The Affordable Care Act requires employer-sponsored health insurance to cover preventive care at no cost to their employees, and the Department of Health and Human Services categorized contraception as a form of preventive care. In the Hobby Lobby case, decided in 2014, two family-owned for-profit corporations challenged the birth control mandate under the federal Religious Freedom Restoration Act. Those companies won. The Supreme Court ruled that it would be a "less restrictive alternative" for the employer to give this notice to their insurance companies and for those insurers to provide the coverage free of charge, rather than requiring the employer to purchase such coverage from their insurers. The Court ruled in favor of the private employers by a vote of 5-4, Justice Scalia voting with the majority.
In this case, Zubic v.

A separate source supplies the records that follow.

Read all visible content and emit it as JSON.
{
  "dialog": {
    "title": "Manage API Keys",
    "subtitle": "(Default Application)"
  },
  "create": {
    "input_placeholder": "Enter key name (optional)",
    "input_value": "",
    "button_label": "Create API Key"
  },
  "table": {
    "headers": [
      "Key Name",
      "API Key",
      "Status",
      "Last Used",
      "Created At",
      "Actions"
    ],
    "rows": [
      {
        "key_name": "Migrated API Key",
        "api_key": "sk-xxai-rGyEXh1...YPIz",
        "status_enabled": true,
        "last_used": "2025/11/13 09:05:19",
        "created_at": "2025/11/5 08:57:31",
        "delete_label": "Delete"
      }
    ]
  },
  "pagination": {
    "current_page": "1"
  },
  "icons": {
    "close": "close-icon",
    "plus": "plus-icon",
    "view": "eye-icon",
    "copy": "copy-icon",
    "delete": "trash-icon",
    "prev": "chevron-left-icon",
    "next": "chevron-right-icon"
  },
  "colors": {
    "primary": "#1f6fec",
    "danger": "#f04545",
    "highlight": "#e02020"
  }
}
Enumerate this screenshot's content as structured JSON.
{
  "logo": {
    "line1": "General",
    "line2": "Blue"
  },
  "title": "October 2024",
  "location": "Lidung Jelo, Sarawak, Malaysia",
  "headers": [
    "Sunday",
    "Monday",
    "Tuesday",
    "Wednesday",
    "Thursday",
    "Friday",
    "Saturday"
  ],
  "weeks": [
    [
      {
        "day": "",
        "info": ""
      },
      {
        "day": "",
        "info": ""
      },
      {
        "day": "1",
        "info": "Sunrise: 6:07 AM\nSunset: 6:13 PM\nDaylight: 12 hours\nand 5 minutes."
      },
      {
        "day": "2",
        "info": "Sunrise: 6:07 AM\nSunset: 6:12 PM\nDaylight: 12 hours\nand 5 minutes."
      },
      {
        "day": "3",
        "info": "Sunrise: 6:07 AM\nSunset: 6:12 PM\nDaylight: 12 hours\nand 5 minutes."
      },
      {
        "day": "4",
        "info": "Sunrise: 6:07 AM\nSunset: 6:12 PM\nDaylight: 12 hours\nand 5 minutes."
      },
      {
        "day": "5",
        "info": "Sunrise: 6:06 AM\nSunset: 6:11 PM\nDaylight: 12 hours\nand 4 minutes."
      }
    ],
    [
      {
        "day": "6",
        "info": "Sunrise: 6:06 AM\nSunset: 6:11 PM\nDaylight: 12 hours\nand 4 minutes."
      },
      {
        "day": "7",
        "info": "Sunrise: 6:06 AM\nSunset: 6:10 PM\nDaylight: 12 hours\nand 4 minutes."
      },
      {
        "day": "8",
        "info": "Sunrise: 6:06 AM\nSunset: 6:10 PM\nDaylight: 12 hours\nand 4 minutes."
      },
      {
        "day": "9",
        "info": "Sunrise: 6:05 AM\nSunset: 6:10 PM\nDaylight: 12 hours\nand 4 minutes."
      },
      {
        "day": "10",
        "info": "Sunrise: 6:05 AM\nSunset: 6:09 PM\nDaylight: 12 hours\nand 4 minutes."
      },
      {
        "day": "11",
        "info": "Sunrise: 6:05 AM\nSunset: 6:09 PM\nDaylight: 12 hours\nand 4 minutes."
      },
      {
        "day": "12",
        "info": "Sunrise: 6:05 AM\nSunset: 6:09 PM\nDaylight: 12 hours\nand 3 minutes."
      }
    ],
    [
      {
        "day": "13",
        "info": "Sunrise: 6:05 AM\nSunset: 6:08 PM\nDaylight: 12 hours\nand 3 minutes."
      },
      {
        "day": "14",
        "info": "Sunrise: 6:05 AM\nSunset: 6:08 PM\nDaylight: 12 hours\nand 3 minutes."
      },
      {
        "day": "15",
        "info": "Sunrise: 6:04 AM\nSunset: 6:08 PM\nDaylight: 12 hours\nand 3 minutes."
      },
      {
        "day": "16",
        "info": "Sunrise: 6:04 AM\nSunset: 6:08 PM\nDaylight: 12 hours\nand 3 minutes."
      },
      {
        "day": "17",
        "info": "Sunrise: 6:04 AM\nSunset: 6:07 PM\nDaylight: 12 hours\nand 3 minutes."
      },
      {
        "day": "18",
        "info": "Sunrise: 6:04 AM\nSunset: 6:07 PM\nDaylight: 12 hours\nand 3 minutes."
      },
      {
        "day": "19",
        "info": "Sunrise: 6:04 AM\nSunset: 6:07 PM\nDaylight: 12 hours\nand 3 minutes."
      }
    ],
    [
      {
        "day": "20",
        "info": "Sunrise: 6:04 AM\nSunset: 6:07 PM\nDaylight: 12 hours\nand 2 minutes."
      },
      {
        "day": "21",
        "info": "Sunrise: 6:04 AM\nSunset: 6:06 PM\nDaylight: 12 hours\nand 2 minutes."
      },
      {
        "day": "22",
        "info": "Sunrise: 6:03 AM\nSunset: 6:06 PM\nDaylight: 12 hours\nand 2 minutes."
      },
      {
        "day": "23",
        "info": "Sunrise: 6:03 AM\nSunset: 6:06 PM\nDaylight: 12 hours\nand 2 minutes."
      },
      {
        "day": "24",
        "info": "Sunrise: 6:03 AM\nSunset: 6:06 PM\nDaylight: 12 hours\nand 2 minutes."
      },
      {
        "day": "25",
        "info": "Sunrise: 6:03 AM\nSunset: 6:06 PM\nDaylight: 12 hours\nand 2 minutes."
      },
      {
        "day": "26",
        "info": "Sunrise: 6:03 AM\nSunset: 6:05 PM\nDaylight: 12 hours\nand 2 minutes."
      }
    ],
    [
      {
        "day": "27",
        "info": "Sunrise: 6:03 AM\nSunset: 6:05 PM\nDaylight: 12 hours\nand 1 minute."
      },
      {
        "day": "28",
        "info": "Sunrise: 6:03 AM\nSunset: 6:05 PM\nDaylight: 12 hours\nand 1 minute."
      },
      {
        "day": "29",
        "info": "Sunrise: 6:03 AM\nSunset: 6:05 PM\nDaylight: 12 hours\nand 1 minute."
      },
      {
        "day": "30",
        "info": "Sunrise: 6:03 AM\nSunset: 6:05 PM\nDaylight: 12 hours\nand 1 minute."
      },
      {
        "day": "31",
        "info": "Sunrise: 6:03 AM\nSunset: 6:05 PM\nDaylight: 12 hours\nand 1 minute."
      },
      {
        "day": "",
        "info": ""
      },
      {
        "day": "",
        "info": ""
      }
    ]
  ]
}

Burwell, the "opt-out" procedure itself is being challenged as a violation of the Religious Freedom Restoration Act.
Churches and their integrated organizations are exempt from the birth control mandate, but independent religious nonprofits need to request an exemption by filing a form ("Form 700") with their insurer or with the government. The Little Sisters of the Poor and a number of other independent religious nonprofits objected to this "opt-out" procedure, contending that this made those organizations "complicit" in the sin of providing access to birth control. They filed suit under the federal Religious Freedom Restoration Act essentially arguing that there must be a "less restrictive alternative" that would not even require them to take the step of notifying the government of their religious objections to contraception.
Justice Antonin Scalia passed away the night of February 12-13.
Oral argument on March 23 in this case was contentious; it was difficult to predict how the Court would resolve the case.
On March 29, 2016, the Supreme Court issued an unusual order in Zubik. The Court required the parties to submit supplemental briefs addressing whether it would satisfy the statute if the employer simply notified the insurer at the time that it purchased the insurance that the employer had a religious objection to contraception and that the employer did not want coverage for contraception included in the plan. In such a case, as in Hobby Lobby, the insurer would then have to provide birth control coverage at not charge to the employees by means of a separate plan.
In their supplemental briefs both the government and the religious nonprofits agreed that such a solution would be acceptable -- that it would be a less restrictive alternative -- but both parties then sought to "clarify" all of the problems with that solution. This morning the Supreme Court ruled that since the parties had essentially consented to this procedure, it meant that it was unnecessary for the Court to rule on the matter, and it remanded the case to the lower courts to hammer out the details of the settlement. In that sense the religious nonprofit organizations won -- the compromise procedure is in effect a "less restrictive alternative" to Form 700.
However, I think that this has to be regarded as a clear victory for the employees of the religious nonprofits. In the course of its decision today, the Supreme Court stated that any compromise must guarantee employees' rights under the Affordable Care Act to free access to birth control. The Court stated:
"Nothing in this opinion, or in the opinions or orders of the courts below, is to affect the ability of the Government to ensure that women covered by petitioners’ health plans 'obtain, without cost, the full range of FDA approved contraceptives.'"
In my opinion it was a strategic mistake for the religious nonprofits to consent to the Court's proposed solution. They should have forthrightly objected to this solution and rolled the dice. They chose to be clever -- too clever by half -- and while they may have "won" in the sense that they won't have to file Form 700, they still have to notify their insurer of their religious objection to contraception, triggering the insurer's obligation to provide that coverage free of charge.